Drinking, serving drinks, staring at T&A, boozing it up, tending bar, Uncovering T&A, slamming shots, serving shots, Playing with T&A, pounding drinks, slinging drinks, Pounding T&... nevermind. Did I mention we like drinking, serving, and T&A?

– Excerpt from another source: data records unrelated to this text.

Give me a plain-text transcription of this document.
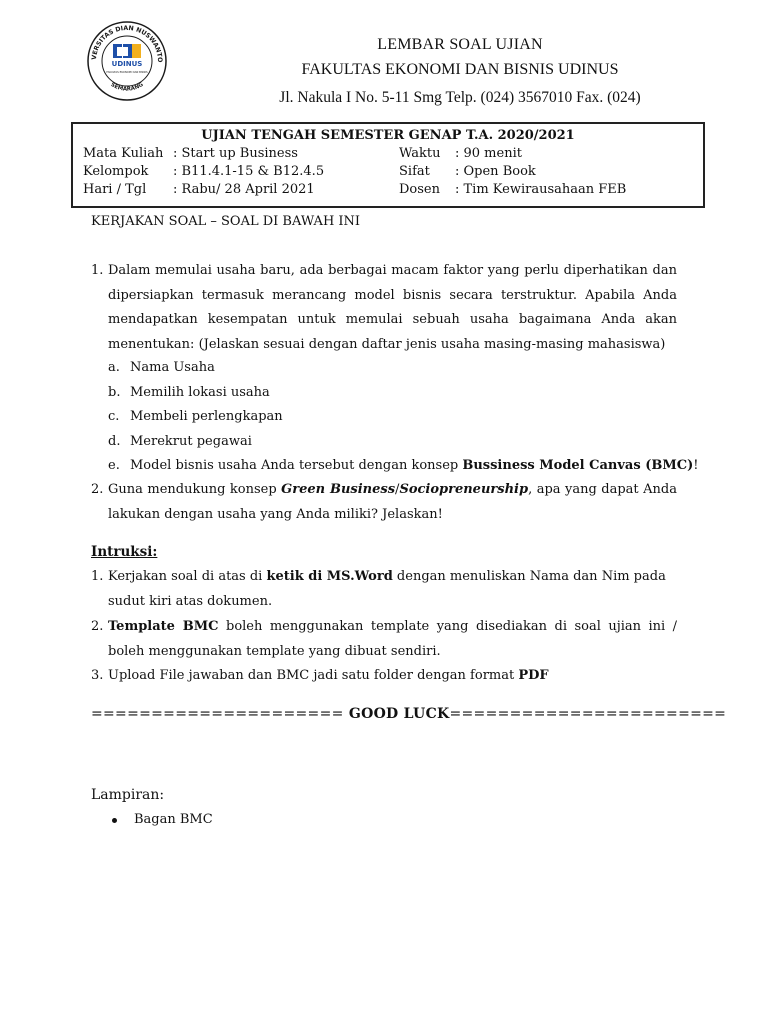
VERSITAS DIAN NUSWANTO
SEMARANG
UDINUS
FAKULTAS EKONOMI DAN BISNIS
LEMBAR SOAL UJIAN
FAKULTAS EKONOMI DAN BISNIS UDINUS
Jl. Nakula I No. 5-11 Smg Telp. (024) 3567010 Fax. (024)
UJIAN TENGAH SEMESTER GENAP T.A. 2020/2021
Mata Kuliah : Start up Business	Waktu : 90 menit
Kelompok : B11.4.1-15 & B12.4.5	Sifat : Open Book
Hari / Tgl : Rabu/ 28 April 2021	Dosen : Tim Kewirausahaan FEB
KERJAKAN SOAL – SOAL DI BAWAH INI
1. Dalam memulai usaha baru, ada berbagai macam faktor yang perlu diperhatikan dan dipersiapkan termasuk merancang model bisnis secara terstruktur. Apabila Anda mendapatkan kesempatan untuk memulai sebuah usaha bagaimana Anda akan menentukan: (Jelaskan sesuai dengan daftar jenis usaha masing-masing mahasiswa)
a. Nama Usaha
b. Memilih lokasi usaha
c. Membeli perlengkapan
d. Merekrut pegawai
e. Model bisnis usaha Anda tersebut dengan konsep Bussiness Model Canvas (BMC)!
2. Guna mendukung konsep Green Business/Sociopreneurship, apa yang dapat Anda lakukan dengan usaha yang Anda miliki? Jelaskan!
Intruksi:
1. Kerjakan soal di atas di ketik di MS.Word dengan menuliskan Nama dan Nim pada sudut kiri atas dokumen.
2. Template BMC boleh menggunakan template yang disediakan di soal ujian ini / boleh menggunakan template yang dibuat sendiri.
3. Upload File jawaban dan BMC jadi satu folder dengan format PDF
===================== GOOD LUCK=======================
Lampiran:
Bagan BMC
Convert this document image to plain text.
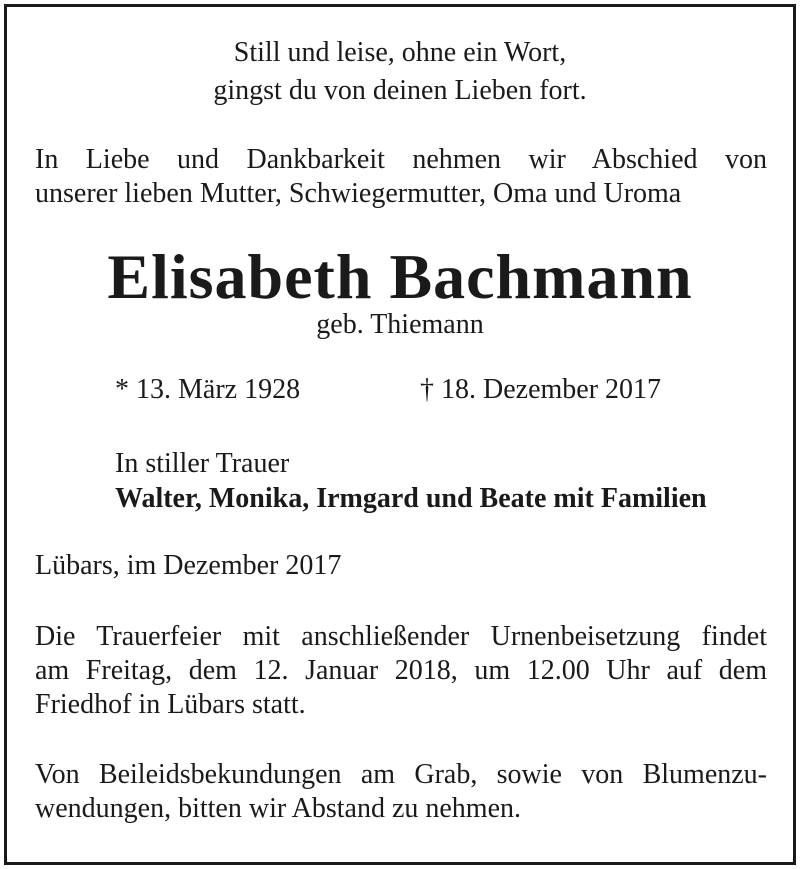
Still und leise, ohne ein Wort,
gingst du von deinen Lieben fort.
In Liebe und Dankbarkeit nehmen wir Abschied von
unserer lieben Mutter, Schwiegermutter, Oma und Uroma
Elisabeth Bachmann
geb. Thiemann
* 13. März 1928	† 18. Dezember 2017
In stiller Trauer
Walter, Monika, Irmgard und Beate mit Familien
Lübars, im Dezember 2017
Die Trauerfeier mit anschließender Urnenbeisetzung findet
am Freitag, dem 12. Januar 2018, um 12.00 Uhr auf dem
Friedhof in Lübars statt.
Von Beileidsbekundungen am Grab, sowie von Blumenzu-
wendungen, bitten wir Abstand zu nehmen.
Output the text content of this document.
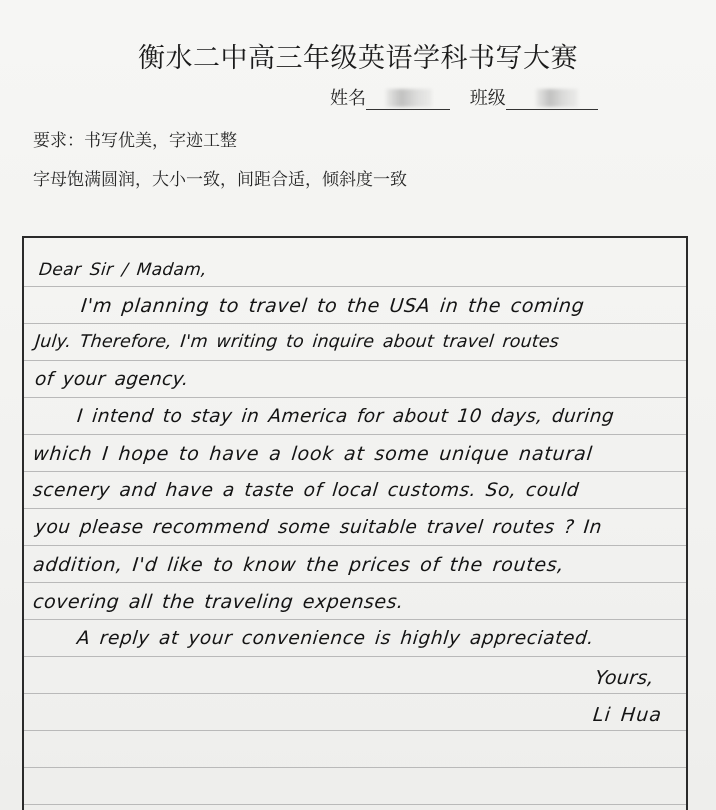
衡水二中高三年级英语学科书写大赛
姓名	班级
要求：书写优美，字迹工整
字母饱满圆润，大小一致，间距合适，倾斜度一致
Dear Sir / Madam,
I'm planning to travel to the USA in the coming
July. Therefore, I'm writing to inquire about travel routes
of your agency.
I intend to stay in America for about 10 days, during
which I hope to have a look at some unique natural
scenery and have a taste of local customs. So, could
you please recommend some suitable travel routes ? In
addition, I'd like to know the prices of the routes,
covering all the traveling expenses.
A reply at your convenience is highly appreciated.
Yours,
Li Hua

All 20's, 30's, and 40's somethings that wanna have fun at the INWOOD TAVERN. Those that look to be mean, grouchy, rude, non-fun loving, boring, bitchy, whiny, self-loathing, bring down the party, assholes need 2 stay away from the Inwood Tavern.WARNING: ALL people fitting the above "shitty" people description should not show at the Inwood tavern. But if U do, you may have 2 consult your physician when we're done BEATING U 4 bringing down the party!
Everything that is on the jukebox at the Inwood Tavern
BoonCock Saints, Mary Poopins, Glad-He-Ate-Her, Field of Creams, Das Booty, Forest Hump, Saving Ryan's Privates, Harry Twatter, Waiting (I mean Tending), Bambi (I LUV me some THUMPER), Buffy the Vampire Layer, Varsity Blue balls, King's Pin, Dawn of the Head,TerminAteHer, Young Bunz, Men in Back, How the Grinch Stole Clitmas, Dude Where's My Cock, Cumming 2 America, Poopy Doo, Gone in 60 Seconds (DAMN that guy wuz fast), and The Sound of Muzac.
Whatever is playing on TV at the Inwood Tavern
Whatever book, newspaper, magazine, or porno that is left at the Inwood Tavern
The Inwood Tavern. . . and the DrUnKeN AvEnGeRs! Did I mention that the DrUnKeN AvEnGeRs are the alter egos of Don and Scuba?